36-Herşey Kaldığı Yerden

1.3K 42 3
                                    

Kalkış için anons yapıldığı sırada içime bir hüzün çöktü. Gerçekten buradan ayrıldığımı kabul etmem ve en kötüsü de Baran'ı bir daha göremeyecek olmam bana oldukça ağır geliyordu ama ne olursa olsun gitmeye mecburdum. Bebeğimi bu ortamda büyütemezdim ve buradaki insanlar için yalnız ve bekar bir kadının hamile kalması hiç ama hiç hoş değildi. Elbet bir şekilde İstanbul'a dönmeliydim lakin bir şey daha vardı ki, bu bebeği Alpay ile olan sözde evliliğimin altında dünyaya getirmem benim için başka bir sorundu. Nihayetinde en kısa sürede boşanma gerçekleşecek ve iki ayrı birey olarak hayatımıza devam edecektik. Kaldı ki Alpay bu bebeği kabul etmeyecekti ve muhtemelen evlilik sözleşmemiz fes edilecekti. Sonuçta ailelerimizin ortaklaşa kurmuş olduğu bu hastane için evlenmemiz gerektiği kararını verirken, benim sözde evli bir adamdan hamile kalacağım unsuru yoktu. Ne yazık ki bu olay bomba gibi düşecek ve uzun süre iki tarafı da etkileyecek bir süreç başlayacaktı. Uçakta ne çok düşünecek şey vardı ve göz açıp kapayıncaya kadar inişe geçmiştik.

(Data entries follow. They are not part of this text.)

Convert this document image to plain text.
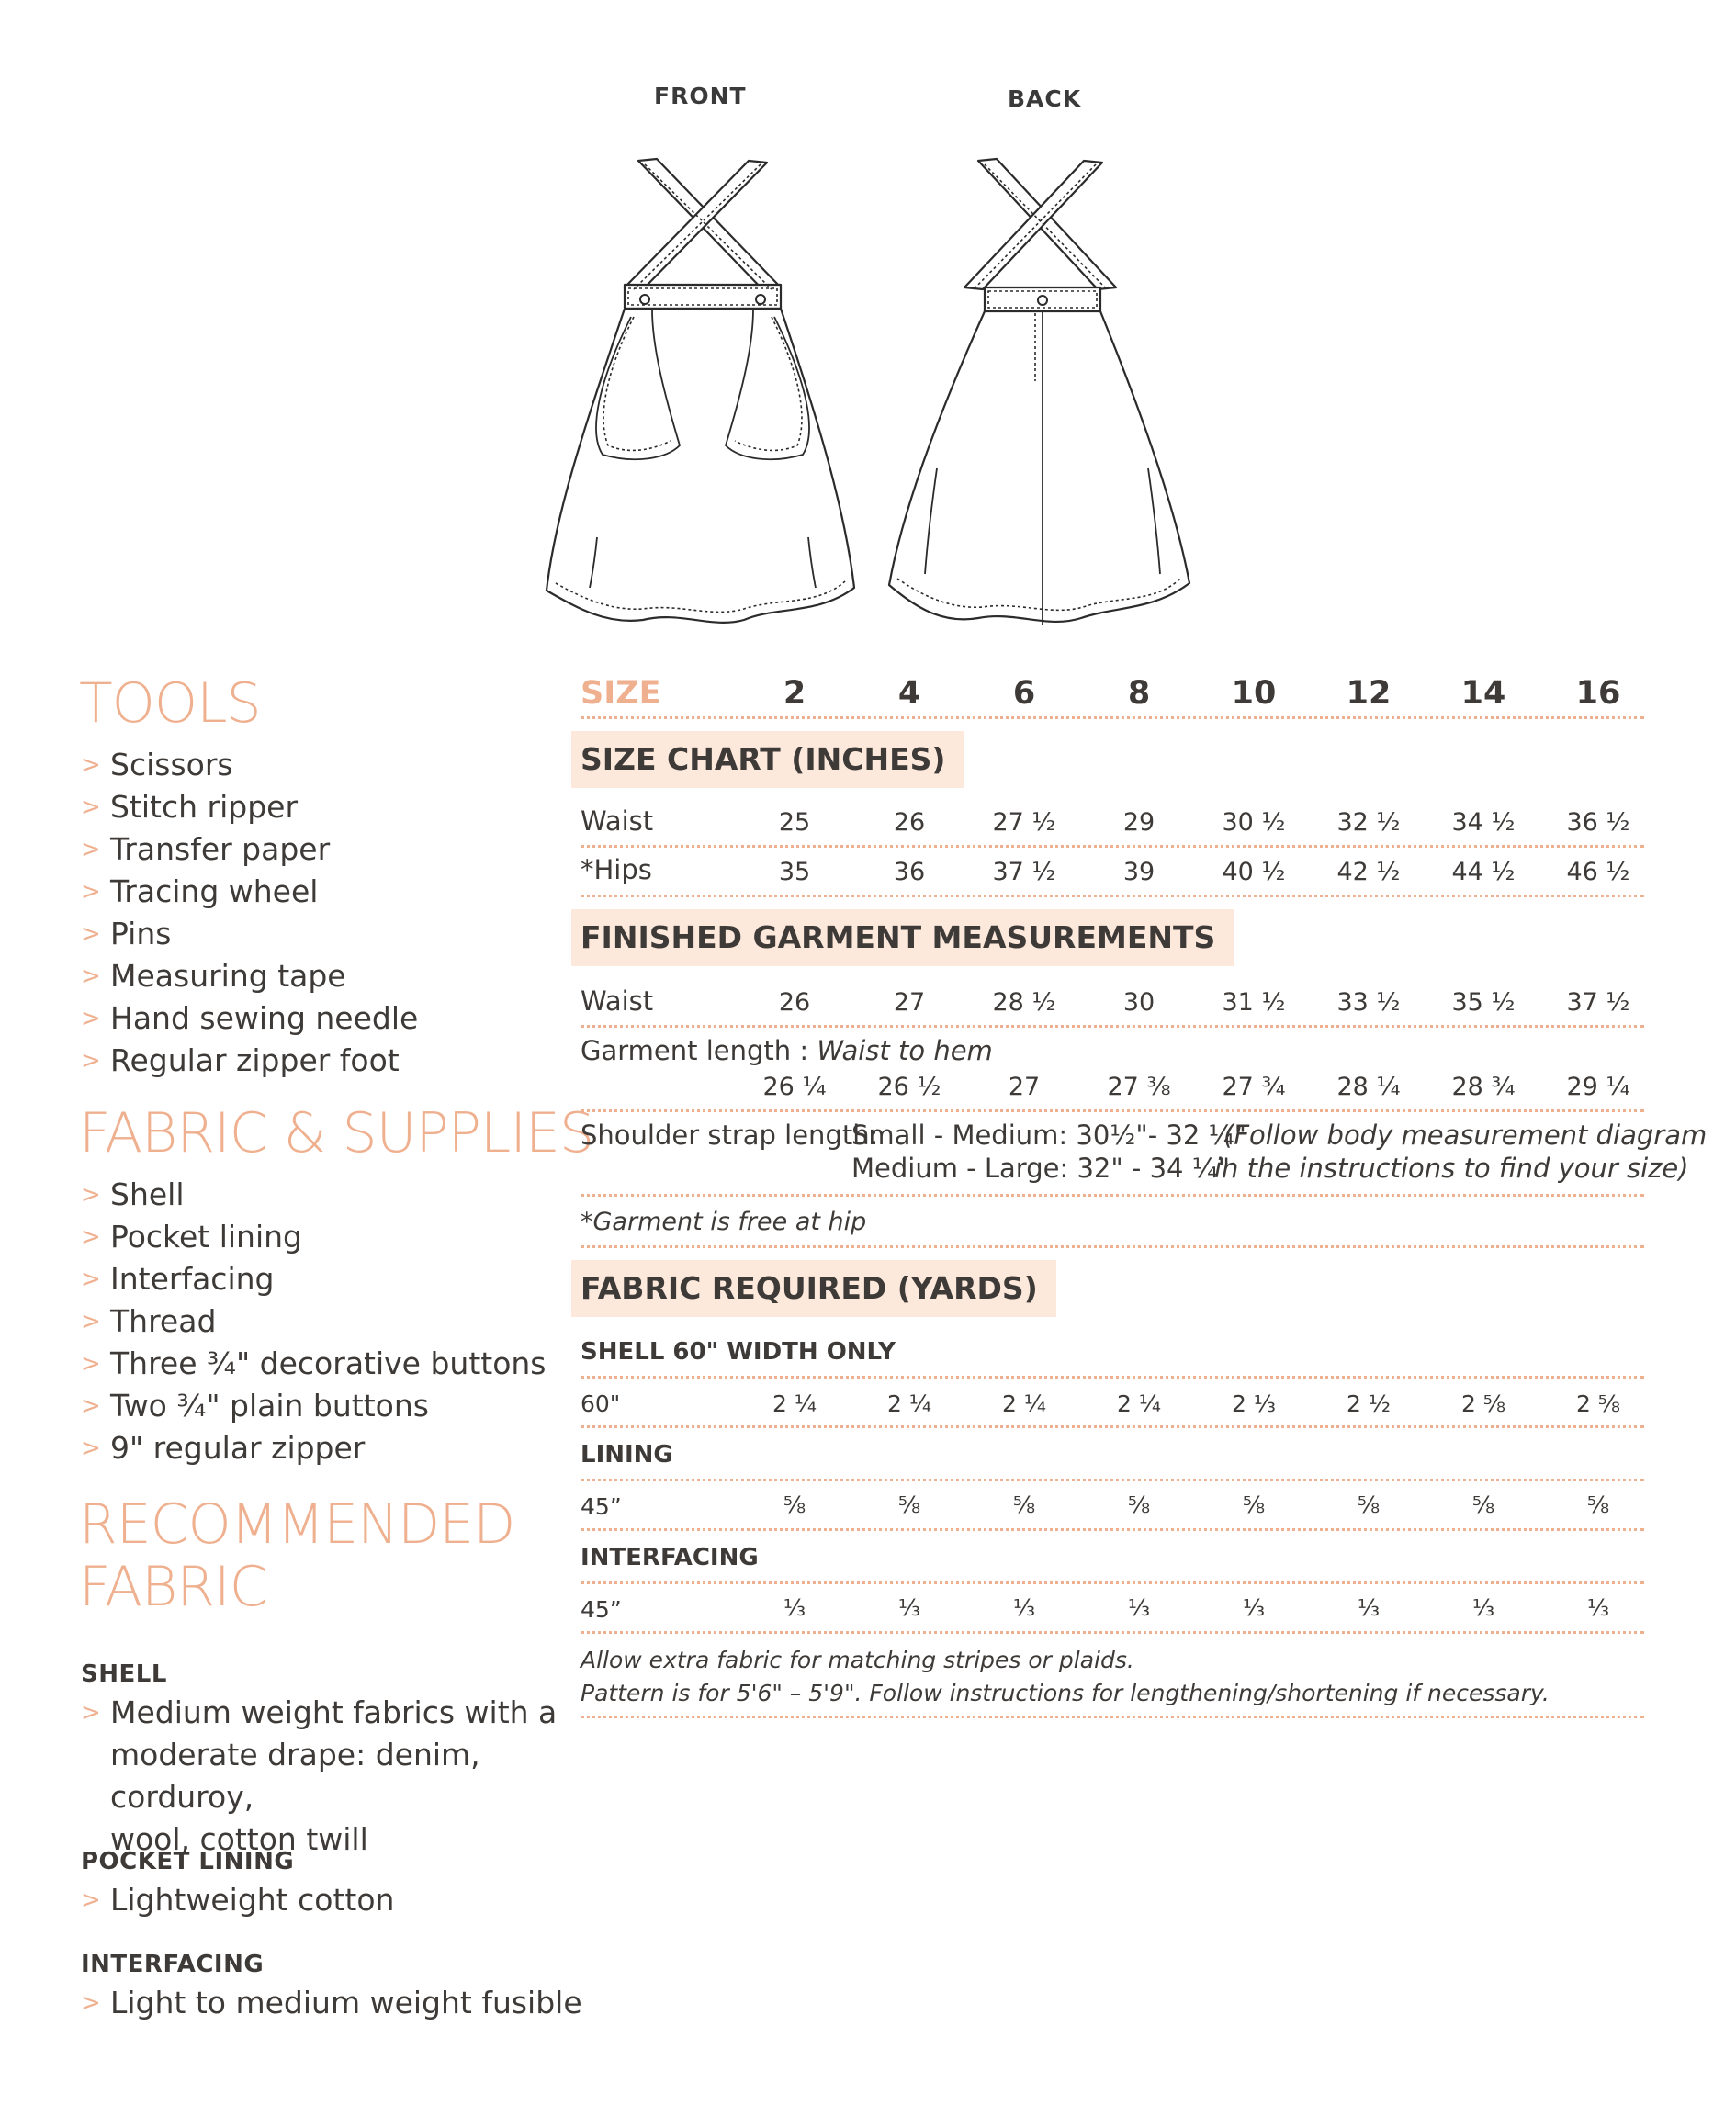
FRONT	BACK
TOOLS
> Scissors
> Stitch ripper
> Transfer paper
> Tracing wheel
> Pins
> Measuring tape
> Hand sewing needle
> Regular zipper foot
FABRIC & SUPPLIES
> Shell
> Pocket lining
> Interfacing
> Thread
> Three ¾" decorative buttons
> Two ¾" plain buttons
> 9" regular zipper
RECOMMENDED
FABRIC
SHELL
> Medium weight fabrics with a
moderate drape: denim, corduroy,
wool, cotton twill
POCKET LINING
> Lightweight cotton
INTERFACING
> Light to medium weight fusible
SIZE	2	4	6	8	10	12	14	16
SIZE CHART (INCHES)
Waist	25	26	27 ½	29	30 ½	32 ½	34 ½	36 ½
*Hips	35	36	37 ½	39	40 ½	42 ½	44 ½	46 ½
FINISHED GARMENT MEASUREMENTS
Waist	26	27	28 ½	30	31 ½	33 ½	35 ½	37 ½
Garment length : Waist to hem
26 ¼	26 ½	27	27 ⅜	27 ¾	28 ¼	28 ¾	29 ¼
Shoulder strap length:
Small - Medium: 30½"- 32 ¼"
Medium - Large: 32" - 34 ¼"
(Follow body measurement diagram
in the instructions to find your size)
*Garment is free at hip
FABRIC REQUIRED (YARDS)
SHELL 60" WIDTH ONLY
60"	2 ¼	2 ¼	2 ¼	2 ¼	2 ⅓	2 ½	2 ⅝	2 ⅝
LINING
45”	⅝	⅝	⅝	⅝	⅝	⅝	⅝	⅝
INTERFACING
45”	⅓	⅓	⅓	⅓	⅓	⅓	⅓	⅓
Allow extra fabric for matching stripes or plaids.
Pattern is for 5'6" – 5'9". Follow instructions for lengthening/shortening if necessary.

İner inmez telefonumu açtım, Baran aramıştı, hem de defalarca.

"Evrim nerdesin?"
"Evrim eşyaların nerde? Evindeki eşyaların nerede?"
"Evrim diyorum! Telefonun neden kapalı!"
"Evrim bana hemen cevap ver!"
"Doktor sana diyorum."
"Doktor nerdesin? Neden sana ulaşamıyorum!"
"Doktor!!"
"Nereye gittin! Sana diyorum!"

Tüm mesajları görmezden geldim. Ne kadar ararsa arasın açmayacak ve cevap vermeyecektim. Baran zor biriydi ama en azından gerçekleri o da kabullenecekti. Artık ben İstanbul'a dönmüştüm ve bizim için tüm yollar kapanmıştı.

-Hoş geldin. Seni özledim.

Alpay beni görür görmez yanağıma uzanıp öptü ve sıkıca sarıldı.

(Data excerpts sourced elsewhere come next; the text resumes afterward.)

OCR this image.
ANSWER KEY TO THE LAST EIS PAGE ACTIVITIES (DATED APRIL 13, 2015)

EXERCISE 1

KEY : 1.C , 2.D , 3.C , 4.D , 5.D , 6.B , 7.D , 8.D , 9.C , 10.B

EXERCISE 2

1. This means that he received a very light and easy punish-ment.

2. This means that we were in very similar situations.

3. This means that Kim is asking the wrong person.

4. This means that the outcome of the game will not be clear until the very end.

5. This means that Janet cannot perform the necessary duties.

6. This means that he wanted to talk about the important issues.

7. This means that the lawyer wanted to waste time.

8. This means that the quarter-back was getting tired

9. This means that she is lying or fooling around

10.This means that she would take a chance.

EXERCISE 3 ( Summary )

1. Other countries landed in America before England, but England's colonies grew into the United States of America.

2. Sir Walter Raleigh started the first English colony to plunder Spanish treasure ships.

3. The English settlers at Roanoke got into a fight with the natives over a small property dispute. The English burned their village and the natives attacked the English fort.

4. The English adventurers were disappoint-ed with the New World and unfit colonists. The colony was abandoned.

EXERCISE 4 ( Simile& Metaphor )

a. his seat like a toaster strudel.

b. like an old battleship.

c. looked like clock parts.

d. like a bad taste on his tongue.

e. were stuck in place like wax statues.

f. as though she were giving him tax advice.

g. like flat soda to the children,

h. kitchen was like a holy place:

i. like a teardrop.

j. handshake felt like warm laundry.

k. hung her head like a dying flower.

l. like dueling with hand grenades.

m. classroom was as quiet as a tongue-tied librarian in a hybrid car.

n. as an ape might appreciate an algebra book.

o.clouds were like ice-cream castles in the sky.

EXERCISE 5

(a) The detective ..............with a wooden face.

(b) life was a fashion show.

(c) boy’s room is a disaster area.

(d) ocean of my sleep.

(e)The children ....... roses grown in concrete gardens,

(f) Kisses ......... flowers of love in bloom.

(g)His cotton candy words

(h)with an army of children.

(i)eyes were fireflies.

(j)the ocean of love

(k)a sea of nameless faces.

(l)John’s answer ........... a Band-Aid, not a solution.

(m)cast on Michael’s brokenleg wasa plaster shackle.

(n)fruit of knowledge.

-Alpay dur lütfen, şu an biraz midem bulanıyor. Uçaktan yeni indim iyi hissetmiyorum.
-Evrim sadece sarılıyorum, özledim seni bir kaç hafta oldu görüşmeyeli.
-Çıkalım mı artık dışarı biraz temiz hava almam lazım.
-Tamam ben şoföre söyleyeyim senin eşyalarını alsın. Biz de birşeyler yemeğe gidelim.
-Alpay şu an sadece eve gidip...
-Canım eve gidersin hem sizinkiler bize gelmiştir çoktan. Demiştim ya birlikte akşam yemeği yiyeceğiz diye.
-Alpay yorgun hissediyorum.
-Tamam sen benim yatağımda dinlenirsin yemeğe kadar, sonra hep beraber bahçede güzel bir ziyafet olcak. Hepimiz dönüşüne çok ama çok seviniyoruz. Bunu hep birlikte kutlamak istedik.
-Anlıyorum ama...
-Aması yok Evrim, hadi gel.

Bir anda Alpay'ın elimi tuttuğunu hissettim.

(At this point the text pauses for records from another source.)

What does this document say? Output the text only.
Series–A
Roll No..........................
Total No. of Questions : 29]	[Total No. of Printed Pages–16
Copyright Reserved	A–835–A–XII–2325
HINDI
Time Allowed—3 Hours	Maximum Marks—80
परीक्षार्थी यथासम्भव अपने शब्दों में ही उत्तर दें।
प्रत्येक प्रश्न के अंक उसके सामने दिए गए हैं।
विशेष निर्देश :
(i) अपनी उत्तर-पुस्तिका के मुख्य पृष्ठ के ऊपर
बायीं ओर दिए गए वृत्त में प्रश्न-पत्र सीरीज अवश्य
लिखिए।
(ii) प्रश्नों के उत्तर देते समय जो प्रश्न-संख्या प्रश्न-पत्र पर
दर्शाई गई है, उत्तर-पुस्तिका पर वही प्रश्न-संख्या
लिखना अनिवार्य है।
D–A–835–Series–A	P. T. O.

-Alpay elimden neden tutuyorsun? Yapma ama!
-Evrim dedim ya sana şimdi bizi burda haber yaparlar, sen döndün. Ben seni karşılamaya geldim bunu fırsat bilirler.
-Alpay kim biliyor ki bunu!
-Biliyorlar Evrim sen bu habercileri bilmezsin, herşeyi bilirler hemen orada biterler.

Havaalanından çıkıp Alpay'ın arabasına bindik. Söylediği gibi çıkışta fotoğrafımızı çekmek isteyen ve soru sormak için Alpay'a yönelen bir kaç kişi vardı. Alpay ise her zaman ki o tavrını gösterip " Aradaşlar daha sonra lütfen, nişanlım çok yorgun." Dedi.

-İstanbul'u özledin değil mi?
-Gideli çok olmadı Alpay sanki yıllar geçmiş gibi konuşma lütfen.
-Olsun ama denizi özlemişsindir, denizi severdin sen.
-Sen nereden biliyorsun ki benim denizi sevip sevmediğimi.
-Biliyorum Evrim, senin hakkında sandığından daha çok şey biliyorum.
-Öyle mi, söyle o vakit başka ne biliyorsun benim hakkımda.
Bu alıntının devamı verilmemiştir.